Particularly appalling to me was a slam against Explosive Ordnance Disposal (EOD). It simply fails to show up to disarm a vehicle packed with enough explosives to blow up Rhode Island. I was embedded with the EOD unit of the 8th Engineer Support Battalion at Camp Fallujah. They react to calls with the speed of firefighters (or Domino’s pizza) and coolly and professionally carry out some of the most dangerous jobs of the war.

The GIs ARE depicted as both brave and dedicated, as they must be in order to be proper pawns. Conversely they’re also hot-headed; they constantly bark at each other like obnoxious poodles and there’s a knife fight by the second episode. Do the soldiers beat and torture prisoners? Do you have to ask?

Meanwhile the terrorists, who in reality favor “soft” civilian targets, are braver and tougher still. They make the Viet Cong look like pansies. One literally has his torso blown off and yet his legs incredibly keep marching forward. A metaphor, perhaps, for the invincibility of the terrorist Jihad?

As for American policy, that’s depicted in a dream sequence in which a captured GI is given a litany of reasons for why we’re over there such as wanting to steal Iraqi oil, and then asked, “Your masters are liars and thieves, and yet you obey them. Why?” He doesn’t deny it, rather providing the pawn answer of “Because I’m a soldier!”

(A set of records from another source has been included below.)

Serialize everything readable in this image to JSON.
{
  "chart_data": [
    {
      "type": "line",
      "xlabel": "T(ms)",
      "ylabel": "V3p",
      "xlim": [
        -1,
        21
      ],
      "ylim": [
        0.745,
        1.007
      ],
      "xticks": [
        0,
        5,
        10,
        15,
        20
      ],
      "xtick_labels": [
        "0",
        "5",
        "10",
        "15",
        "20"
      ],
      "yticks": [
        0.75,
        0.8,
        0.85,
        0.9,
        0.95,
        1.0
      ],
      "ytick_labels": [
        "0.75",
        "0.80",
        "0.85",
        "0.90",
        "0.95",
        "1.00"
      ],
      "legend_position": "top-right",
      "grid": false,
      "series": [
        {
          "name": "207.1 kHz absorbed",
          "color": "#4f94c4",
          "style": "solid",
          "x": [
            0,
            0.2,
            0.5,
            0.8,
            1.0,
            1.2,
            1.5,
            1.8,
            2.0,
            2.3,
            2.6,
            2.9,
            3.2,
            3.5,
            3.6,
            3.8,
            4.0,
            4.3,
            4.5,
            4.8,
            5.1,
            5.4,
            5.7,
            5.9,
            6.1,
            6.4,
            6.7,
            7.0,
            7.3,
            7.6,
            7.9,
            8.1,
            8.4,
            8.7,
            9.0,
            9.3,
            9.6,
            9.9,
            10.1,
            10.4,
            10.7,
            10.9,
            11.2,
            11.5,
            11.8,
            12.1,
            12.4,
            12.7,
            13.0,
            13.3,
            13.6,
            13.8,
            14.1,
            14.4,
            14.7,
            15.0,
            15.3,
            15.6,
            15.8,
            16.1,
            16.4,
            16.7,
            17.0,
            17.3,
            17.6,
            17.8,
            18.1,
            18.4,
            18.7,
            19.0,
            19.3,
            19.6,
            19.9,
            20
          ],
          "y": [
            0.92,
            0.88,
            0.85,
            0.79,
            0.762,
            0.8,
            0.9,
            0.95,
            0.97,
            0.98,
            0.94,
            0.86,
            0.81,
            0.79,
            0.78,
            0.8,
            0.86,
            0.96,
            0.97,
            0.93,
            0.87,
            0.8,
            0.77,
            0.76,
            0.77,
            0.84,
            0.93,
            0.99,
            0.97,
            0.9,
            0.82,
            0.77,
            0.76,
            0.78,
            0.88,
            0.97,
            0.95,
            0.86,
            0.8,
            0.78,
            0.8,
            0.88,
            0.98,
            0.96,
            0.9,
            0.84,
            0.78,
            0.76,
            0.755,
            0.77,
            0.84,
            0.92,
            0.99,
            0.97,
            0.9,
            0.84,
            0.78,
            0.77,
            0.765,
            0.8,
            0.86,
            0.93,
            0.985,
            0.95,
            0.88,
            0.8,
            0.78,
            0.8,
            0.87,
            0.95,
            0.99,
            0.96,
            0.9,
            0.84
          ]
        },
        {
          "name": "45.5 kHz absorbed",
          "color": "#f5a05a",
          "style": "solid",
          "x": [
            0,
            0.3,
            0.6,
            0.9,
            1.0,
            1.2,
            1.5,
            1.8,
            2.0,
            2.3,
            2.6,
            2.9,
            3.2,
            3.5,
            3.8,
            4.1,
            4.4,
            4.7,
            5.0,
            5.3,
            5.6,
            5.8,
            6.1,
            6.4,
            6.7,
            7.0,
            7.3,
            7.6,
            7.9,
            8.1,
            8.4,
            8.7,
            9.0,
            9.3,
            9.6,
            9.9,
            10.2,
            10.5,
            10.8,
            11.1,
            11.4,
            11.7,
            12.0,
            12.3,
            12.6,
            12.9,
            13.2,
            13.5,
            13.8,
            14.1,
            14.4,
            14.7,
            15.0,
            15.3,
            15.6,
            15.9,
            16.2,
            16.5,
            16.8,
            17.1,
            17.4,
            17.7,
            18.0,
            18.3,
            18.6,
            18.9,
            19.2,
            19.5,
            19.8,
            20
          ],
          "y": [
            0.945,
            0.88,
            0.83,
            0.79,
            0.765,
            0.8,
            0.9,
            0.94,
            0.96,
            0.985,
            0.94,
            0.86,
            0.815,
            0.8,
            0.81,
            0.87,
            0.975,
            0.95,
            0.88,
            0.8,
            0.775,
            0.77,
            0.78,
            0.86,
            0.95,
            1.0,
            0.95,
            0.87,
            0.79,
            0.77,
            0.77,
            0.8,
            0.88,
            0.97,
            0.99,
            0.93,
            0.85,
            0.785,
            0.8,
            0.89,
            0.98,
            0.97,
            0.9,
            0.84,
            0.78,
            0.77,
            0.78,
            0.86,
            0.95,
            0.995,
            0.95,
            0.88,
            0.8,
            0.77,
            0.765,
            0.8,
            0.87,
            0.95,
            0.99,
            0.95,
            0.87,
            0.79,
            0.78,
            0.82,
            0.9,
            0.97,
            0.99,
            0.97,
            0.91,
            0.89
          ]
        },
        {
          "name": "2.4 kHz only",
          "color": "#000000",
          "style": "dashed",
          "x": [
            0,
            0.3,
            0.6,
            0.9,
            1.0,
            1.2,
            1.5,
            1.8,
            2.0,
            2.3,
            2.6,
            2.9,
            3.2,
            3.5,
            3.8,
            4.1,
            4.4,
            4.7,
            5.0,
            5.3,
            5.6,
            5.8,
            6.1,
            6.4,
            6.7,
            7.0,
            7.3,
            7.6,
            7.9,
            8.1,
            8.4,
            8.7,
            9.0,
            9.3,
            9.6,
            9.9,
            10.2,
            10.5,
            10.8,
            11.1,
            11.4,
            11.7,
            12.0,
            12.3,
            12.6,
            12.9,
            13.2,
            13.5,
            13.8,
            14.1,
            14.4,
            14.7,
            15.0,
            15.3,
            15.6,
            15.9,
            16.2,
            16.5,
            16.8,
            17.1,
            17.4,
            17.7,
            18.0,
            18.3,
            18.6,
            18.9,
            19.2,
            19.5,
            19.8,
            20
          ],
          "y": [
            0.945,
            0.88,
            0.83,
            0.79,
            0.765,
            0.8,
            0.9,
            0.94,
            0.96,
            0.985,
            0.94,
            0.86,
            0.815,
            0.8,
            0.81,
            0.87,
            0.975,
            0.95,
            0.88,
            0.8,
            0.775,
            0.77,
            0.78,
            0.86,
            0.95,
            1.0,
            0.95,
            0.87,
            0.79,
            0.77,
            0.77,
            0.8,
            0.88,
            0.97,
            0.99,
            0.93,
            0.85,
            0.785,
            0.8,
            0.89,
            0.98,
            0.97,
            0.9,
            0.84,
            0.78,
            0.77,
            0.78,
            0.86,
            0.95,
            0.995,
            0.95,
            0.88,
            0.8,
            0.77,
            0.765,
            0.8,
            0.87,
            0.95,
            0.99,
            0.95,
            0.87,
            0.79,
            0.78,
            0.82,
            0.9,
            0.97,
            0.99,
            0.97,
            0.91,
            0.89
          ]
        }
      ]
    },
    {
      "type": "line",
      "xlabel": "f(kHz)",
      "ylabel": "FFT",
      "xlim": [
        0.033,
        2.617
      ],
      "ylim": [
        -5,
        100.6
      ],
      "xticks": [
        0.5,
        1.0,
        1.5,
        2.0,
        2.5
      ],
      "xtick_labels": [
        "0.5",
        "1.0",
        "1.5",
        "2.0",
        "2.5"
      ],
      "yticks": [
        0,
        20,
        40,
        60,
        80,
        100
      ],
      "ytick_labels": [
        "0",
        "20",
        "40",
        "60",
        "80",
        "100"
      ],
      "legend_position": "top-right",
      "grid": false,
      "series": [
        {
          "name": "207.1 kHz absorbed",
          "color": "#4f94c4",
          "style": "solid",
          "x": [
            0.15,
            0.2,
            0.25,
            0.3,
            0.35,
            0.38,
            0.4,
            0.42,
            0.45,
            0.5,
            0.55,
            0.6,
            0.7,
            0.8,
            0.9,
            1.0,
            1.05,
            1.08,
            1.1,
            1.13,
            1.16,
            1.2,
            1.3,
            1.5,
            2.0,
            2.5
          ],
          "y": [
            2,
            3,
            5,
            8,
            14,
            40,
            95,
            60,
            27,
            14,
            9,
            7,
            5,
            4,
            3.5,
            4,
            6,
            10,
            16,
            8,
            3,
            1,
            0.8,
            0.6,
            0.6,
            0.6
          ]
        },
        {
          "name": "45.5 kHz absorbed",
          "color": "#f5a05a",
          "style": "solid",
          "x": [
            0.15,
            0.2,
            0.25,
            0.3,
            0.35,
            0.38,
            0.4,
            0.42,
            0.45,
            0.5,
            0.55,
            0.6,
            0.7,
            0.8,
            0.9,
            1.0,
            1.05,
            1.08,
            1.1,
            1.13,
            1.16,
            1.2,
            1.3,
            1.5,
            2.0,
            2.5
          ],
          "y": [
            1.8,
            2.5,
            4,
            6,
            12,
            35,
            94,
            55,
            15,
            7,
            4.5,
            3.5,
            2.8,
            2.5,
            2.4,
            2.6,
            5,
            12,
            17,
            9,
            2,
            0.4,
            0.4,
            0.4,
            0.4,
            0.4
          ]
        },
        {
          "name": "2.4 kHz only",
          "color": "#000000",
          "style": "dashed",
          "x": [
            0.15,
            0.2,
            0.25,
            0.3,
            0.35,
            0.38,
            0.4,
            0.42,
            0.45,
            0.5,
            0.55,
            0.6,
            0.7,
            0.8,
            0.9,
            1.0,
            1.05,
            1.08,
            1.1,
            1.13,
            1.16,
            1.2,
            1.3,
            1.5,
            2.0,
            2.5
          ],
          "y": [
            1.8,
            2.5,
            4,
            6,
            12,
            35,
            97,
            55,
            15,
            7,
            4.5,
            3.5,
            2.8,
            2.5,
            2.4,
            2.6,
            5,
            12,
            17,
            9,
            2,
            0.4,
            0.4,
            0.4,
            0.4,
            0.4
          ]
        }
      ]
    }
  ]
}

There have got to be a thousand true inspiring stories of courage and kindness by coalition troops during the war, but don't expect to see them on “Over There.” The wealthy Mr. Bochco certainly had the resources to tour Iraq before slandering our military and turning FX into the Al Jazeera Channel. But he didn’t. Perhaps he was afraid of seeing what the real truth is over there.

Michael Fumento (mfumento-at-pobox.com) is a former paratrooper who was embedded with the 2nd Marine Expeditionary Force over there in Iraq. He is also a senior fellow at Hudson Institute.